How do you amass large enough parcels to clear a slum if, in fact, there are hundreds, possibly thousands of owners of the property? One basic piece of legislation was the concept of eminent domain, which is in the Constitution. The government has the right to go in and forcibly take property, with compensation. Regardless of whether the owner wishes to sell the property, they must sell it to the government in order to accomplish some kind of public good. A major element of urban renewal is the right of a local redevelopment agency to use the government's eminent domain powers to gain control of an entire neighborhood, or part of a city. And the role of the Redevelopment Agency, therefore, was to take this land by eminent domain, assemble a large enough parcel, and then give it to a private developer to supposedly do something in the public interest.

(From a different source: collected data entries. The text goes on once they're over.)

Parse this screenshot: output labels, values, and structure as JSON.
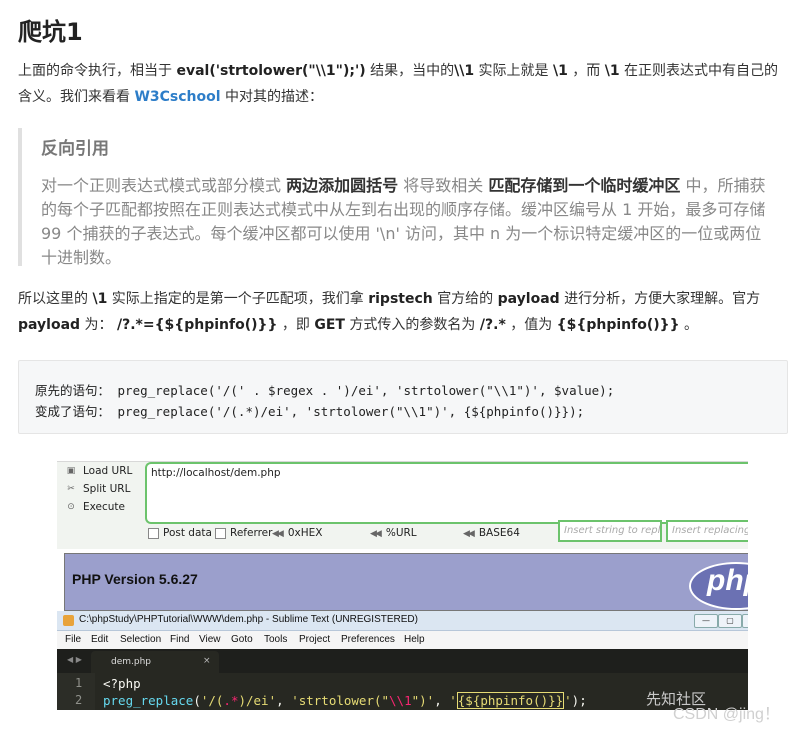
{
  "title": "爬坑1",
  "intro": {
    "p1_a": "上面的命令执行，相当于",
    "p1_code": "eval('strtolower(\"\\\\1\");')",
    "p1_b": "结果，当中的",
    "p1_c1": "\\\\1",
    "p1_c": "实际上就是",
    "p1_c2": "\\1",
    "p1_d": "，而",
    "p1_c3": "\\1",
    "p1_e": "在正则表达式中有自己的含义。我们来看看",
    "link": "W3Cschool",
    "p1_f": "中对其的描述："
  },
  "quote": {
    "heading": "反向引用",
    "t1": "对一个正则表达式模式或部分模式",
    "b1": "两边添加圆括号",
    "t2": "将导致相关",
    "b2": "匹配存储到一个临时缓冲区",
    "t3": "中，所捕获的每个子匹配都按照在正则表达式模式中从左到右出现的顺序存储。缓冲区编号从 1 开始，最多可存储 99 个捕获的子表达式。每个缓冲区都可以使用 '\\n' 访问，其中 n 为一个标识特定缓冲区的一位或两位十进制数。"
  },
  "para2": {
    "a": "所以这里的",
    "c1": "\\1",
    "b": "实际上指定的是第一个子匹配项，我们拿",
    "c2": "ripstech",
    "c": "官方给的",
    "c3": "payload",
    "d": "进行分析，方便大家理解。官方",
    "c4": "payload",
    "e": "为：",
    "c5": "/?.*={${phpinfo()}}",
    "f": "，即",
    "c6": "GET",
    "g": "方式传入的参数名为",
    "c7": "/?.*",
    "h": "，值为",
    "c8": "{${phpinfo()}}",
    "i": "。"
  },
  "code": {
    "line1": "原先的语句： preg_replace('/(' . $regex . ')/ei', 'strtolower(\"\\\\1\")', $value);",
    "line2": "变成了语句： preg_replace('/(.*)/ei', 'strtolower(\"\\\\1\")', {${phpinfo()}});"
  },
  "screenshot": {
    "hackbar": {
      "load_url": "Load URL",
      "split_url": "Split URL",
      "execute": "Execute",
      "url_value": "http://localhost/dem.php",
      "post_data": "Post data",
      "referrer": "Referrer",
      "hex": "0xHEX",
      "url_enc": "%URL",
      "base64": "BASE64",
      "insert_placeholder": "Insert string to replace",
      "insert_replacing_placeholder": "Insert replacing st"
    },
    "php_version": "PHP Version 5.6.27",
    "php_logo": "php",
    "sublime": {
      "window_title": "C:\\phpStudy\\PHPTutorial\\WWW\\dem.php - Sublime Text (UNREGISTERED)",
      "menu": [
        "File",
        "Edit",
        "Selection",
        "Find",
        "View",
        "Goto",
        "Tools",
        "Project",
        "Preferences",
        "Help"
      ],
      "tab_name": "dem.php",
      "tab_close": "×",
      "nav": "◀ ▶",
      "line_numbers": [
        "1",
        "2"
      ],
      "line1": "<?php",
      "line2_fn": "preg_replace",
      "line2_a": "(",
      "line2_s1a": "'/(",
      "line2_s1b": ".*",
      "line2_s1c": ")/ei'",
      "line2_b": ", ",
      "line2_s2a": "'strtolower(\"",
      "line2_s2b": "\\\\1",
      "line2_s2c": "\")'",
      "line2_c": ", ",
      "line2_s3a": "'",
      "line2_s3b": "{${phpinfo()}}",
      "line2_s3c": "'",
      "line2_d": ");"
    }
  },
  "watermarks": {
    "xz": "先知社区",
    "csdn": "CSDN @jing！"
  }
}
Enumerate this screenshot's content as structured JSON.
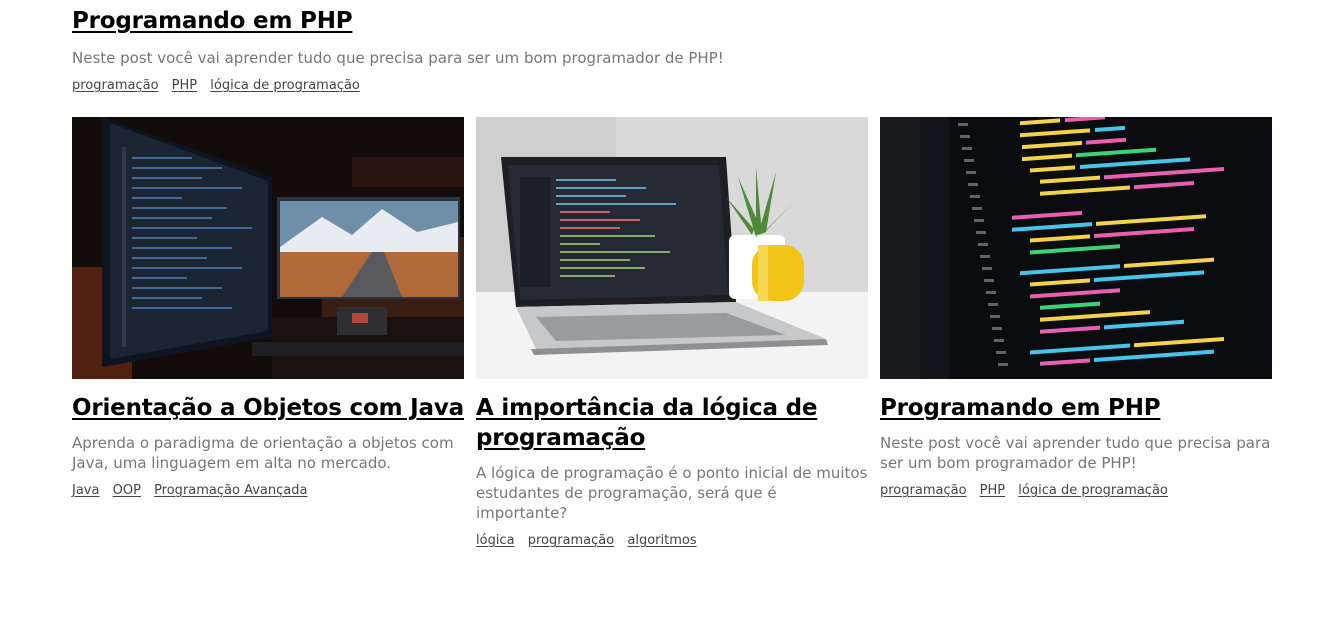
{
  "featured": {
    "title": "Programando em PHP",
    "description": "Neste post você vai aprender tudo que precisa para ser um bom programador de PHP!",
    "tags": [
      "programação",
      "PHP",
      "lógica de programação"
    ]
  },
  "cards": [
    {
      "title": "Orientação a Objetos com Java",
      "description": "Aprenda o paradigma de orientação a objetos com Java, uma linguagem em alta no mercado.",
      "tags": [
        "Java",
        "OOP",
        "Programação Avançada"
      ],
      "image": "dual-monitor-setup"
    },
    {
      "title": "A importância da lógica de programação",
      "description": "A lógica de programação é o ponto inicial de muitos estudantes de programação, será que é importante?",
      "tags": [
        "lógica",
        "programação",
        "algoritmos"
      ],
      "image": "laptop-with-code"
    },
    {
      "title": "Programando em PHP",
      "description": "Neste post você vai aprender tudo que precisa para ser um bom programador de PHP!",
      "tags": [
        "programação",
        "PHP",
        "lógica de programação"
      ],
      "image": "code-closeup"
    }
  ]
}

On the Goals of Redevelopment

The underlying goals were largely economic and not social: to increase the city's tax base, to push out users who were not considered the best use of the land. Many of the areas that were torn down were not necessarily slums by any objective definition. And there were certainly areas that could have been improved rather than cleared. Nor did the redevelopment process in San Francisco take very good care of the people who lived there. Presumably, if you want to clear a slum, it is not just for the benefit of the city, it's for the benefit of the slum dwellers who are being negatively affected by their living conditions. In city after city, there were occasional studies done of what happened to those people afterwards: you would consistently find that people who were displaced were worse off after urban renewal than before. Basically the underlying motive for all of the urban renewal projects in San Francisco was to use the urban renewal powers to get those people out of there and do something better with that land, as far as the city was concerned.


reporter interviewing man
Photo Credit: San Francisco Redevelopment Archives

On Justin Herman

Justin Herman was an extraordinary practitioner of the urban renewal game. He knew the Federal legislation because he had come from the Housing and Home Finance Agency: the equivalent of today's Housing and Urban Development Agency. The Redevelopment Agency was weak and understaffed. Herman knew he had to build a competent and strong agency. He reminds me of Robert Moses in New York, Edward Logue who worked in New Haven, and later in Boston. These were cities that had massive and effective, in the sense of getting a lot done, urban renewal programs, largely because of the talent and aggressiveness of these particular men.